Seitdem verabscheute Fräulein Ninette, die trotz ihrer Jugend schon sehr auf ihren Nutzen bedacht war, den kleinen Moriz, und zwar in so auffallender Weise, daß das Kind nicht mehr die Bitte, mit ihm zu spielen, an sie zu richten, selbst nicht mehr nach dem Fenster, an dem es sie früher erspäht hatte, hinaufzuschauen wagte. In Rosa, welche die Interessenfragen weniger berührten, vollzog sich ein anderer Prozeß.

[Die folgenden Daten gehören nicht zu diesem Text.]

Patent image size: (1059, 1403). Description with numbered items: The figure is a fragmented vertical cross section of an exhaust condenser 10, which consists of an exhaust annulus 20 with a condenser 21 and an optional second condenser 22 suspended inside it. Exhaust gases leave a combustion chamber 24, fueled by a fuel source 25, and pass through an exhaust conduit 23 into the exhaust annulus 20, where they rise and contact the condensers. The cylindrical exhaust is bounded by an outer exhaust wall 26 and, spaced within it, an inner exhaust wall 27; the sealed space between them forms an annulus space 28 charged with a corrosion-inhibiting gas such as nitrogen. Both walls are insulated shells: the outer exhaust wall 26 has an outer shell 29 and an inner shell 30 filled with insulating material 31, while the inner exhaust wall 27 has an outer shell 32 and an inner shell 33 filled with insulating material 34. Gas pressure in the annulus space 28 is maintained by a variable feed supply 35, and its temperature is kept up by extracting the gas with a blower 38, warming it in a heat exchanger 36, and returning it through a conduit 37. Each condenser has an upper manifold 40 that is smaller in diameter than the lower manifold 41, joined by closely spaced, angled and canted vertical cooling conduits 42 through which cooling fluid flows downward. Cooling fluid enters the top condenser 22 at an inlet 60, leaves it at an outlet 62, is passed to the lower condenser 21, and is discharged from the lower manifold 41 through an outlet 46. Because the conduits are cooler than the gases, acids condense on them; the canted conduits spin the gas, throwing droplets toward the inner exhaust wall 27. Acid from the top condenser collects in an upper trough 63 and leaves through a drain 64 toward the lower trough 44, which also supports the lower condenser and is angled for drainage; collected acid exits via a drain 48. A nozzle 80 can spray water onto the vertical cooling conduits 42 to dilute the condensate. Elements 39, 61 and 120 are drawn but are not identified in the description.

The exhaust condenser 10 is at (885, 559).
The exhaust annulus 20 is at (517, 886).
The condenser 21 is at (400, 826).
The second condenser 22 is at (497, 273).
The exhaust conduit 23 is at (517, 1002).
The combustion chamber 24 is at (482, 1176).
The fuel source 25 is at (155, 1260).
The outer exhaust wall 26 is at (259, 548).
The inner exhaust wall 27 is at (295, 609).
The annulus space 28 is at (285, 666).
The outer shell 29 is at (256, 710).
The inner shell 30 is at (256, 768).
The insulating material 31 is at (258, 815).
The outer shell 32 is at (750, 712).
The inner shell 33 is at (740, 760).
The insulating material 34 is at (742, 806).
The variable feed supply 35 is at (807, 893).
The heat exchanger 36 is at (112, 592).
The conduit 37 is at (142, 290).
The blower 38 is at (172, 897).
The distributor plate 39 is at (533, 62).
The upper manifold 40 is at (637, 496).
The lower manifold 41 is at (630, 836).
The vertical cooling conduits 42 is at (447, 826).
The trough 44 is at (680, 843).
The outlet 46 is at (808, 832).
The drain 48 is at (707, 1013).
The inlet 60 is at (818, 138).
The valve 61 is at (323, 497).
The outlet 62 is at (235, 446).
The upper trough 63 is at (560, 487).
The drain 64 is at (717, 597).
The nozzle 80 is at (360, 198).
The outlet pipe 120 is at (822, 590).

Unter ihrer äußeren Schlaffheit sehr leidenschaftlich und namentlich außerordentlich eifersüchtig, empörte sie der Gedanke, daß eine Fremde in dem Herzen ihres Vaters ebensoviel Raum als sie einnahm. Eins jedoch gefiel ihr an Frau Hulin, nämlich deren Frömmigkeit, die sie trotz ihrer unglücklichen Ehe verhinderte, sich scheiden zu lassen. Das junge Mädchen, das von seinem Aufenthalt im Kloster Assomption sich streng religiöse Anschauungen bewahrt hatte, fand dies sehr schön und sprach es in Gegenwart ihrer Mutter aus.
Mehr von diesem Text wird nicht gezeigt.